In the short-term, there's likely cake to be enjoyed, family and friends to enjoy and gifts to be opened.
But is there any positive impact in the long-term?
The delightful book, The Art of Making Memories by Meik Wiking, helps answer this question. (The book is a quick and easy read with fun illustrations. It also makes for a lovely birthday gift or hostess gift.)
Drawing upon findings at the Happiness Research Institute in Copenhagen, where the author also serves as CEO, they found that:
Individuals who have a positive, nostalgic view of the past are happier.
Stop and let that sink in.
People who have fond memories of the past are happier.
I love this finding because it means happiness is accessible to EVERYONE, regardless of whether they have great health, love their job or just won the lottery.
Given that life can sometimes be challenging, I always look for ways to be happier.

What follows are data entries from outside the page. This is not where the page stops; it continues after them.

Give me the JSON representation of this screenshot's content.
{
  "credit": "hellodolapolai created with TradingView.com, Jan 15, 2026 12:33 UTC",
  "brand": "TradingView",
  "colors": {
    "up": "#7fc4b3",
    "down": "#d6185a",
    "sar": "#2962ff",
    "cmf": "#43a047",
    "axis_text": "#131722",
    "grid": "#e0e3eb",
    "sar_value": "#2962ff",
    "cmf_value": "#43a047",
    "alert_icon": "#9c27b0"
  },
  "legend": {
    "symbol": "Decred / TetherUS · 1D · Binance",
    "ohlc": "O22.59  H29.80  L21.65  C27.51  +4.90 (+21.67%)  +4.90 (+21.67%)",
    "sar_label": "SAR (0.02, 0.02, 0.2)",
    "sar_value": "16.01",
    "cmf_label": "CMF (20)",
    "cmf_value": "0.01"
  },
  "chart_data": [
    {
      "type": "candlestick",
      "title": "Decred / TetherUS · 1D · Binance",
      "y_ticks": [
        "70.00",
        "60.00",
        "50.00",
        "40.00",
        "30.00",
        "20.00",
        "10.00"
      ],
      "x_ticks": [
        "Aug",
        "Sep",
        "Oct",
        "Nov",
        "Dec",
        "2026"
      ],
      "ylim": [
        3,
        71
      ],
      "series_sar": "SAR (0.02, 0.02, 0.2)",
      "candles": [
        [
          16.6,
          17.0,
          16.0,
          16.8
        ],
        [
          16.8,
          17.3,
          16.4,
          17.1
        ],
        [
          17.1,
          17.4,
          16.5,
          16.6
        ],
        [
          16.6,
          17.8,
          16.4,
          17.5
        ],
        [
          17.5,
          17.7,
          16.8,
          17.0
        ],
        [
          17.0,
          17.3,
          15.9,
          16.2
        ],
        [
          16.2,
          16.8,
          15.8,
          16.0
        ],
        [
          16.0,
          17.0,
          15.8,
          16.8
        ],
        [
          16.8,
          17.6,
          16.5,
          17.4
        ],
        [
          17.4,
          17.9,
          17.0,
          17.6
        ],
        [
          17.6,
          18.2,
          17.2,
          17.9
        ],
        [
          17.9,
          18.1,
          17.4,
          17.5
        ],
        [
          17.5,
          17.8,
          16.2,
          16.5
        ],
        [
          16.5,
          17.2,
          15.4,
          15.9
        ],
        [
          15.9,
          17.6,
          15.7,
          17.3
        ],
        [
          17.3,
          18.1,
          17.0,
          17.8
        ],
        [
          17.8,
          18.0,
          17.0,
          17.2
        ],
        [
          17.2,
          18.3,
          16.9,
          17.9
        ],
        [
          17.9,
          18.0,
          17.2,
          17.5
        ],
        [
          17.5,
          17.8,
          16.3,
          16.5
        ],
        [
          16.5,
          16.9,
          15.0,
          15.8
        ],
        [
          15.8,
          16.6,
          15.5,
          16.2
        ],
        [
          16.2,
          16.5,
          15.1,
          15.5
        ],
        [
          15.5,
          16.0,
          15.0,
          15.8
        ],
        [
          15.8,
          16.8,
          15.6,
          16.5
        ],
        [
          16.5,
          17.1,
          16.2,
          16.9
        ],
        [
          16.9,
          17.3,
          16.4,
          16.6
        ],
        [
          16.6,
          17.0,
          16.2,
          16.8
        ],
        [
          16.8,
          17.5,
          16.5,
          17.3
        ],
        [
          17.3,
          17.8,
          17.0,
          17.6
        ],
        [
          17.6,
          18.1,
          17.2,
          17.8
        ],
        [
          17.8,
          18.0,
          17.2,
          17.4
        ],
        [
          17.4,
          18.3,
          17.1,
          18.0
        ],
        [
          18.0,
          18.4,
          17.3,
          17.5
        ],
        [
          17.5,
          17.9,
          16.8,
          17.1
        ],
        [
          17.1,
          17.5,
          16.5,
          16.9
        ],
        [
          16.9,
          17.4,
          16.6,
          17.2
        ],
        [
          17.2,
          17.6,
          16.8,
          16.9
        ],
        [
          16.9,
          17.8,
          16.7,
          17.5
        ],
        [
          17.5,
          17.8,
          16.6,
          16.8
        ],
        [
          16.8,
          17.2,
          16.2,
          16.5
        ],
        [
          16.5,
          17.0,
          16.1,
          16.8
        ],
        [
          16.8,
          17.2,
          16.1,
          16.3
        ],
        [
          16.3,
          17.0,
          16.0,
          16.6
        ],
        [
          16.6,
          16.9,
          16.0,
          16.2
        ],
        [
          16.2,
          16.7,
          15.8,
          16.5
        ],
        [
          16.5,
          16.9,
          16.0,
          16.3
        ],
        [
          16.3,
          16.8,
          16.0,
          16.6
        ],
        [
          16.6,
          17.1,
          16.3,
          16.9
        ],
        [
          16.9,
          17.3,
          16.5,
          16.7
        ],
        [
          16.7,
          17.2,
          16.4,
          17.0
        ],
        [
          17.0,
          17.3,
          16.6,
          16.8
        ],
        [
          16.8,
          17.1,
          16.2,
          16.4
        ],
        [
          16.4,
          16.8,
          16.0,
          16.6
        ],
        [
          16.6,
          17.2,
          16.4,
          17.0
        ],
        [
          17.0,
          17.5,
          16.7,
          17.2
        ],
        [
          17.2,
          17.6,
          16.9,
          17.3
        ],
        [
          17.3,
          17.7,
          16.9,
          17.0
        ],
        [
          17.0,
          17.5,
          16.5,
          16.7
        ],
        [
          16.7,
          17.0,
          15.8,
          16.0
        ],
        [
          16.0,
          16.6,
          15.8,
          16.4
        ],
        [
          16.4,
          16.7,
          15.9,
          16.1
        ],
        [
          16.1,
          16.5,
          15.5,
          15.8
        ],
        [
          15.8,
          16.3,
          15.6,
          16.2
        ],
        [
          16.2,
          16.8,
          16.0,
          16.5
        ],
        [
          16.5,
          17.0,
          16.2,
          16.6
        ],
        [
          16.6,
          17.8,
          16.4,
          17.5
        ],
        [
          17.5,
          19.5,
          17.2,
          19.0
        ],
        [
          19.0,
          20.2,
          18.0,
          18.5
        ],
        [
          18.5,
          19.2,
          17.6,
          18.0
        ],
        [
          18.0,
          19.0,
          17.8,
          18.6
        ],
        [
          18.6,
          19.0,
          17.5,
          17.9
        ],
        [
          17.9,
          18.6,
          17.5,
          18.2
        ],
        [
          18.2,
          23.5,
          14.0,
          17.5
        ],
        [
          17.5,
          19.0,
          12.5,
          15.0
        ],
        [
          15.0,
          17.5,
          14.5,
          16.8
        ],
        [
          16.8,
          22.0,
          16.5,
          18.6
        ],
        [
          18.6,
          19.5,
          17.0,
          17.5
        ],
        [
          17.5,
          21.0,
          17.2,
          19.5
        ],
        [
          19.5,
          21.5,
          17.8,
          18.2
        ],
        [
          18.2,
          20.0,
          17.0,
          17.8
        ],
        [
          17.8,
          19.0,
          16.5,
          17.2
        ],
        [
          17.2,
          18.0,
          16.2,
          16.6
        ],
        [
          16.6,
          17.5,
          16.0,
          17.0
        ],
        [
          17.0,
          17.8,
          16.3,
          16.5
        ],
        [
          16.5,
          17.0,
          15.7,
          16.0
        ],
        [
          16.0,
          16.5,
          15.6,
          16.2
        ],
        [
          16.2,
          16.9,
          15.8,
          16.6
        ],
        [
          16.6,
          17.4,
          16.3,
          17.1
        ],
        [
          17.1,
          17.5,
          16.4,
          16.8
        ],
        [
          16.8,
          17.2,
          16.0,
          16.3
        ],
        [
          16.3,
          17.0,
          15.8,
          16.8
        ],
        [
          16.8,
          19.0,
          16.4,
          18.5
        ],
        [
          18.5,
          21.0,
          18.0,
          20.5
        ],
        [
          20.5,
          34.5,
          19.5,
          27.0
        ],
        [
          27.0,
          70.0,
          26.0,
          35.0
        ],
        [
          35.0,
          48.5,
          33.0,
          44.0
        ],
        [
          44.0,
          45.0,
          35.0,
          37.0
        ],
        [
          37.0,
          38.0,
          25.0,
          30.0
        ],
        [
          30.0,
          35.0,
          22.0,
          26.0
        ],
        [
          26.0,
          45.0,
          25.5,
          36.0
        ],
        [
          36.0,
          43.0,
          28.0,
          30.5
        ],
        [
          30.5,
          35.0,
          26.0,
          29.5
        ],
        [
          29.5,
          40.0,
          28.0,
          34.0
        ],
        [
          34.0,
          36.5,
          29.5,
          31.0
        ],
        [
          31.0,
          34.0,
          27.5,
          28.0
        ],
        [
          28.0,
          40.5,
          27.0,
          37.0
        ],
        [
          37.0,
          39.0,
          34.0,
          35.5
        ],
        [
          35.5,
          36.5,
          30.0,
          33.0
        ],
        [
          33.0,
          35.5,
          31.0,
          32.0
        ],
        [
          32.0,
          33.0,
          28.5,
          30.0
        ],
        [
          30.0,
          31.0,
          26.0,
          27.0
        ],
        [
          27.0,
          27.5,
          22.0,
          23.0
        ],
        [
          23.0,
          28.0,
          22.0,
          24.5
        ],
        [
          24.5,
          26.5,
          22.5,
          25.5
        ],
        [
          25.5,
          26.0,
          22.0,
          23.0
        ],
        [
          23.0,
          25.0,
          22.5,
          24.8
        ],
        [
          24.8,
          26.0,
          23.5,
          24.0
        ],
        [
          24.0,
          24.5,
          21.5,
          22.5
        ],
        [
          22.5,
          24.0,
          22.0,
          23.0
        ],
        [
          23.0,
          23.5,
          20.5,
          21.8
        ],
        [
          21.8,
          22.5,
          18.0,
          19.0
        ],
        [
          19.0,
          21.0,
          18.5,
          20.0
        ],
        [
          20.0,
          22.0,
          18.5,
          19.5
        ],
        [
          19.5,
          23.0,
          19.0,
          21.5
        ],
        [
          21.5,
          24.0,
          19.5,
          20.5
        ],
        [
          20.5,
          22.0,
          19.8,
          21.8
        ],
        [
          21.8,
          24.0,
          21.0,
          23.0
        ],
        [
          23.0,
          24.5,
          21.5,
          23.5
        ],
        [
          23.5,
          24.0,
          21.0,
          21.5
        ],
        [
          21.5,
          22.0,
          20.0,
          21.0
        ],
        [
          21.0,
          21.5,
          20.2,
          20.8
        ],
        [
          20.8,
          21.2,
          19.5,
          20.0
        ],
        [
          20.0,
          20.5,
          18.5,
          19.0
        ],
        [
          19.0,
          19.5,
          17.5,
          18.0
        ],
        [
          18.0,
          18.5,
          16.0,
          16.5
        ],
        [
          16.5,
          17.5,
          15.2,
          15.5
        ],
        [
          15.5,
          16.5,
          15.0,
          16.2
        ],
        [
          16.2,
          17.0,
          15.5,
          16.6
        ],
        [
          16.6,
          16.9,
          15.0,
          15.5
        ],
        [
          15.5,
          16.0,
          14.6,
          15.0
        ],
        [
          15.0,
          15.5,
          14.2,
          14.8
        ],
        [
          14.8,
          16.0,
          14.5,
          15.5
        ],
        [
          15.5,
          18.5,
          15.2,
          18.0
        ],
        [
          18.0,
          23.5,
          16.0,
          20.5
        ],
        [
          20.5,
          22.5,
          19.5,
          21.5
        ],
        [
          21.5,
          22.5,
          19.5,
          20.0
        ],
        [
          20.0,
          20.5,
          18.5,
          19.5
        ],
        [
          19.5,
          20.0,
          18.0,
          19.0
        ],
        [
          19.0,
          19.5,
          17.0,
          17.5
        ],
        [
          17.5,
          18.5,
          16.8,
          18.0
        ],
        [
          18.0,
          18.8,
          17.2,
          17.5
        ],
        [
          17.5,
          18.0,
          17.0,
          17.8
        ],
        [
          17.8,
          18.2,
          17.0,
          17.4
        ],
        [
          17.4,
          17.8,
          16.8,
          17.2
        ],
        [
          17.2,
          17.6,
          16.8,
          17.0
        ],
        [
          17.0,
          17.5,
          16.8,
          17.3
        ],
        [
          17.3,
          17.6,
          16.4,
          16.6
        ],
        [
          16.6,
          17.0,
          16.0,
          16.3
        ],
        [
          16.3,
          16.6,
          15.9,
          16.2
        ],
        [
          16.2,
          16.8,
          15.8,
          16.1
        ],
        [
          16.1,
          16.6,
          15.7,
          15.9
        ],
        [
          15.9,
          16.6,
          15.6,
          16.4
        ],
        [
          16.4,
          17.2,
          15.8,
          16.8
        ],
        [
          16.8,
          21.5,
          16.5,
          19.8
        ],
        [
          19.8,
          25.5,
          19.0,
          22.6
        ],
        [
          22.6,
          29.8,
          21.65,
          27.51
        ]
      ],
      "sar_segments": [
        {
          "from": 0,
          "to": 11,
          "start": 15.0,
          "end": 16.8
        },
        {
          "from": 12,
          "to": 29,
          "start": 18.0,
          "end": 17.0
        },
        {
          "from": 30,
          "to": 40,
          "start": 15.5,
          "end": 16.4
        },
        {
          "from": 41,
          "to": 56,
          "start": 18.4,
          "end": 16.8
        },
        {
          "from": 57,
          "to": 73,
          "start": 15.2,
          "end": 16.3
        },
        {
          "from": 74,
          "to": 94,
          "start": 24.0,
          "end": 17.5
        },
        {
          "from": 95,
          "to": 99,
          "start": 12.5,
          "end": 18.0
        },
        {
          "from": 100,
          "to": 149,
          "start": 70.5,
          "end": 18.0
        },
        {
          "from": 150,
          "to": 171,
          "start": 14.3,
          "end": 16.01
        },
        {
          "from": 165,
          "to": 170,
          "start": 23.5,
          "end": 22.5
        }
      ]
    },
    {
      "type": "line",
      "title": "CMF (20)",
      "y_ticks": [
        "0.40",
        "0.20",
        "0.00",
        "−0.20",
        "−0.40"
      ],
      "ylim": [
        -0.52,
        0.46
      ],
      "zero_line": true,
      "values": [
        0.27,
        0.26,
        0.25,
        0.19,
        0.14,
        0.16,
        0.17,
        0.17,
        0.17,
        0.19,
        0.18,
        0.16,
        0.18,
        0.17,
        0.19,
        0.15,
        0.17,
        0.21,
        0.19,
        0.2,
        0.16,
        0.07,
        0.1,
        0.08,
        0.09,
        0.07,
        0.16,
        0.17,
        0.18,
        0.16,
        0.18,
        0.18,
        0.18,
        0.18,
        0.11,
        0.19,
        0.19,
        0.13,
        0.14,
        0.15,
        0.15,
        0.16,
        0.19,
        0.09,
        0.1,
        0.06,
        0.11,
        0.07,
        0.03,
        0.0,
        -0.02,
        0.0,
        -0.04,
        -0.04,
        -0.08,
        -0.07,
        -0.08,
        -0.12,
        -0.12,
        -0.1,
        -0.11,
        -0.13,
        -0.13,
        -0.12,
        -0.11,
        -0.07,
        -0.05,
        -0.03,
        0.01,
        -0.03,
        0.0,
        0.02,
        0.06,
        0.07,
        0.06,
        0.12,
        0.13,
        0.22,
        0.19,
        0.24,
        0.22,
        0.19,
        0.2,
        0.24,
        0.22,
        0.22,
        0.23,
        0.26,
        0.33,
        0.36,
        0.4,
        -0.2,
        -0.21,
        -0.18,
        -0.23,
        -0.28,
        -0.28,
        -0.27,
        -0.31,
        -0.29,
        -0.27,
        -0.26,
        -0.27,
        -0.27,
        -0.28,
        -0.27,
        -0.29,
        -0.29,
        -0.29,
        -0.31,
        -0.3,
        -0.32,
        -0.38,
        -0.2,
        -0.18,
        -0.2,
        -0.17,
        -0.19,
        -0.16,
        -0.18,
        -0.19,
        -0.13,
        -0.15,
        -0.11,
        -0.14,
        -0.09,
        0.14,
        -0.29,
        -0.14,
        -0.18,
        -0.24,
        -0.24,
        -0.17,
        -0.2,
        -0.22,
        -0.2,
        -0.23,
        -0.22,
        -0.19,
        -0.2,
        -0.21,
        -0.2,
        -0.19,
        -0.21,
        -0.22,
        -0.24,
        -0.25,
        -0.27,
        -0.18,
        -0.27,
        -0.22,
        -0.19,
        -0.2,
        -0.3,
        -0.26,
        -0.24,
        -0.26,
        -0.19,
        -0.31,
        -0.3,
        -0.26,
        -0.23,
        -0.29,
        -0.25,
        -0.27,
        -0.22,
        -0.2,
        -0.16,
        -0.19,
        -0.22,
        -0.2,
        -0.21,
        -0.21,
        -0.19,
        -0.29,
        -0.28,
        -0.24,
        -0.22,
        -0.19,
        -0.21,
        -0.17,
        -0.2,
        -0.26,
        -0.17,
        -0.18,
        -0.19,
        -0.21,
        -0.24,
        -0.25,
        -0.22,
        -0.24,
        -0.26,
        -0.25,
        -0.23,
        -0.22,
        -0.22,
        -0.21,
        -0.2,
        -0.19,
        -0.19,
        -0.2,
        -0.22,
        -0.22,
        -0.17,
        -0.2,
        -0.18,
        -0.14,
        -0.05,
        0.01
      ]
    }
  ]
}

So how do we reverse-engineer more memorable moments in the present?
As a parent, I'm always looking for ways to help my children grow into happy, well-adjusted, successful members of society. What specific things can parents do to architect more positive experiences for our kids?
Here are a few tips for making memories you can put into practice, for yourself or with your family:
✔️ First-time experiences have greater impact-our brains value novelty, and as a result, put more emphasis on our first time trying something. (I’m guessing you can recall your first kiss. But your second one? Probably not.)
How do you feel in the moment?
Noticing the individual sensations of the experience can make for a much richer memory.
While we all have things about our past we'd like to change, it's empowering to know we can positively influence our future memories AND be happier along as a result.